Another great story this week in SF Weekly, A Rat’s Life: MS-13 Snitches Run Wild While Turning State’s Evidence by Lauren Smiley. The subheading reads: “To bring down the infamous MS-13 gang, the government recruited and perhaps enabled the gangsters themselves.” The story details the career of MS-13 gang member and ICE informant “Bad Boy,” who appears to have intentionally racheted up the violence and gang activities of the 20th Street Clique–including recruiting and tatooing young new members–in order to help the government make cases. Due to Bad Boy and several other informants, this gang RICO case is riddled with snitch problems. From the story:
In a triumphant press conference held by federal officials and then-U.S. Attorney Joe Russoniello about the takedown, Bad Boy didn’t get a mention. Nor did Jaime “Mickey” Martinez, a former gang leader who would later testify to participating in car thefts and a shooting during his time as a government snitch. Federal law enforcement didn’t mention paying these informants thousands of dollars, relocating their families, or letting them stay in the country and giving them work permits.
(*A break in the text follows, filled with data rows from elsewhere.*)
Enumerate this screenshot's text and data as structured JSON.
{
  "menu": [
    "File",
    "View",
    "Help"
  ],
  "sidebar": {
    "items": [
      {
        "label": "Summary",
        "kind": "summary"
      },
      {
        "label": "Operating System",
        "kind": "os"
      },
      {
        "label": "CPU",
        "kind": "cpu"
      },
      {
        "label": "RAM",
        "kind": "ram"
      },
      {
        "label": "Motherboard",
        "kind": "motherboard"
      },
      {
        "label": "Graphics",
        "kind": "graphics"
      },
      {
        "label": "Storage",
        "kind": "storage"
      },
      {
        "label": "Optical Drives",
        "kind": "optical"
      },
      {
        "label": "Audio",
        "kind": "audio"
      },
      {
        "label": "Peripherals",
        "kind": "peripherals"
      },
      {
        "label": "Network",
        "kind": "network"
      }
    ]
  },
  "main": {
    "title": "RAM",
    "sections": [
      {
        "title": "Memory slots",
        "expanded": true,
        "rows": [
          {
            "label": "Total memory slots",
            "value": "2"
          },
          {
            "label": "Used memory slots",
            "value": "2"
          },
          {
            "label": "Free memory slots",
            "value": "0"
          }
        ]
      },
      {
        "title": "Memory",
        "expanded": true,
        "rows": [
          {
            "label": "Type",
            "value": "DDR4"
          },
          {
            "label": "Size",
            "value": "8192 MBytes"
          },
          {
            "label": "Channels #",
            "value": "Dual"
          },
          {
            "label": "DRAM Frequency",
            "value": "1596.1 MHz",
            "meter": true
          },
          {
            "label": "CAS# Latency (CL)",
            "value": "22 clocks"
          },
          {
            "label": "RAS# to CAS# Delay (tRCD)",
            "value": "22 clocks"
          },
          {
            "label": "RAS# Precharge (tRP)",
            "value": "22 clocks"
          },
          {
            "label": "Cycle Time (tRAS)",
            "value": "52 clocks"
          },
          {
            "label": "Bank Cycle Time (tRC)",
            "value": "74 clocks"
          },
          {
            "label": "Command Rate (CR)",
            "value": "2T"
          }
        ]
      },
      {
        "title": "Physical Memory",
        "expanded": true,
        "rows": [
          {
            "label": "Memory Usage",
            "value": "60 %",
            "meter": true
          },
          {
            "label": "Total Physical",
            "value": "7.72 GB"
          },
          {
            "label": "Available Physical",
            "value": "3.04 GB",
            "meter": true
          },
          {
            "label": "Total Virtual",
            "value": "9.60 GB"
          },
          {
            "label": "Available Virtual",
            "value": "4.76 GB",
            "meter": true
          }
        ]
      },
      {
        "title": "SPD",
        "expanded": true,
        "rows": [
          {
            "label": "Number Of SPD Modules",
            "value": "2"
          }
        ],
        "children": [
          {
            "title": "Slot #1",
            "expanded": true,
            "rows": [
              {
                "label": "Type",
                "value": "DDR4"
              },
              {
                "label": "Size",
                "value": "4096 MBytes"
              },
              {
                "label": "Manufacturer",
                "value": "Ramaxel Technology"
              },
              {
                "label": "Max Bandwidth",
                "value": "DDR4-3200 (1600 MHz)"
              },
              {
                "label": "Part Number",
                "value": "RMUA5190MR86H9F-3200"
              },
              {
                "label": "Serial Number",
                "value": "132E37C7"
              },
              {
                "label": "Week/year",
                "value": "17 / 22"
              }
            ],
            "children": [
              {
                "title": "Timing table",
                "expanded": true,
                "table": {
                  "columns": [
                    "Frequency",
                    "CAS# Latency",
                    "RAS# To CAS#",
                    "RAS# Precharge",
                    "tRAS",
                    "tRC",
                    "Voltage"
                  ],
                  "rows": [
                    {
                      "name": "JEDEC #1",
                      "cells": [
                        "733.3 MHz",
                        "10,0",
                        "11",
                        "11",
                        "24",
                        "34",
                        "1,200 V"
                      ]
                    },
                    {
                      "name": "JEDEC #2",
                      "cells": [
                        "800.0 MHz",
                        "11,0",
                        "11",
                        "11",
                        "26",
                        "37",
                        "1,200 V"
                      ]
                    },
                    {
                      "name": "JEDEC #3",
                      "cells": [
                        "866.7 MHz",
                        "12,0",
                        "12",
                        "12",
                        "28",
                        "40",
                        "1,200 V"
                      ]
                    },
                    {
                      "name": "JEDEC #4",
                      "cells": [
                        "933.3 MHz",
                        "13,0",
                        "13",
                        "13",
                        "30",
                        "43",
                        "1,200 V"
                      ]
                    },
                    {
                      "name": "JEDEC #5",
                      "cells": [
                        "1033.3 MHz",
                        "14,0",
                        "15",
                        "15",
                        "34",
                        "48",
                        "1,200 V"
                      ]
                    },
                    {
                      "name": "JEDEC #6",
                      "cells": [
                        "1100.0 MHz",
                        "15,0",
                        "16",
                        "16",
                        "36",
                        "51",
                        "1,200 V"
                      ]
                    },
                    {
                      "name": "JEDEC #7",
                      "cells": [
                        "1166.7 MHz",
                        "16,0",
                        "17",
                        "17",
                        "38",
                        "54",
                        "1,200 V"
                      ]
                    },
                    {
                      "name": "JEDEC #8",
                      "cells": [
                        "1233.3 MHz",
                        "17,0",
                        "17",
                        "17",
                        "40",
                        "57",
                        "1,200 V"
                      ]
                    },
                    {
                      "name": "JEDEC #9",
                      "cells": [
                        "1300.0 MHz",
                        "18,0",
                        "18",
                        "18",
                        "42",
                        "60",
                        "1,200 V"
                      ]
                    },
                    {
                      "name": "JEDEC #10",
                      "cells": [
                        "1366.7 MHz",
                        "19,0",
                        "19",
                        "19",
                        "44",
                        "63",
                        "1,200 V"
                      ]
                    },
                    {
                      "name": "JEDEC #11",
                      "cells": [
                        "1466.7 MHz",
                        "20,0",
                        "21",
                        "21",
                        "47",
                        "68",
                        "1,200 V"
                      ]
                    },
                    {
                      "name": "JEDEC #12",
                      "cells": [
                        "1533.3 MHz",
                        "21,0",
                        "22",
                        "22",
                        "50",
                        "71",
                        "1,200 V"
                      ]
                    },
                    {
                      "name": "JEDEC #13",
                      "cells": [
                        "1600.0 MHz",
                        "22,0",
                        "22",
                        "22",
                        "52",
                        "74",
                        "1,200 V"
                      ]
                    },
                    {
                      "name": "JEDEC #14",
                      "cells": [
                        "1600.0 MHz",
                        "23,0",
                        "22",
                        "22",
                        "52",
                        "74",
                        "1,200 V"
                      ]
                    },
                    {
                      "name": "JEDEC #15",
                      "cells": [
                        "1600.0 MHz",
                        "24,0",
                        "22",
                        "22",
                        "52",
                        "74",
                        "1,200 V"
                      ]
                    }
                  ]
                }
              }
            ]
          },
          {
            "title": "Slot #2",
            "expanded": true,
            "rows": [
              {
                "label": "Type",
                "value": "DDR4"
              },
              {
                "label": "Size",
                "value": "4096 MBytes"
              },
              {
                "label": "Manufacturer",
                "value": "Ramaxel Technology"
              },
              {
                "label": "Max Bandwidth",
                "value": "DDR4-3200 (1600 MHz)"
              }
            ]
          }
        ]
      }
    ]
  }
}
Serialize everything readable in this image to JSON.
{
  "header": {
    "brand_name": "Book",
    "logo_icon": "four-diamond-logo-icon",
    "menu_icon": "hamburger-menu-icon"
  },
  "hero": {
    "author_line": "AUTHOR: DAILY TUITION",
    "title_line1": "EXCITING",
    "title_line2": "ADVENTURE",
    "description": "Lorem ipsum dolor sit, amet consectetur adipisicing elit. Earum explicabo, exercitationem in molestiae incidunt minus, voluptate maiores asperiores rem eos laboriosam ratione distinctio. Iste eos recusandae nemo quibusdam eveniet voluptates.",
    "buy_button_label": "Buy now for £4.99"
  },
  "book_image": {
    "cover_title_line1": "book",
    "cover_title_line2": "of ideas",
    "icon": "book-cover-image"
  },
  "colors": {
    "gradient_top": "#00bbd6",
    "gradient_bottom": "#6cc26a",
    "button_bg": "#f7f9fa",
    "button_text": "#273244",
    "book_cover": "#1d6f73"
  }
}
No wonder: The informants are becoming an increasing liability. One defendant claims he was arrested for committing the crimes he was supposedly informing about, and is now suing the city and his federal handlers. As seven defendants started a trial this month facing sentences of up to life in prison, defense attorneys are claiming entrapment. “The government created much of the violence,” Martin Sabelli said in his opening statements. “The prosecution went awry and [my client] was induced, cajoled, and pressured to commit crimes he was not otherwise predisposed to commit,” said Lupe Martinez.
This case is unusual in another way. Although the government almost never brings perjury charges against its own informant witnesses, Bad Boy is being charged with making false statements to the government for failing to disclose all of his own past crimes. Ironically, this is a good sign, since at a fundamental level it is up to the government to police the reliability of its own informants.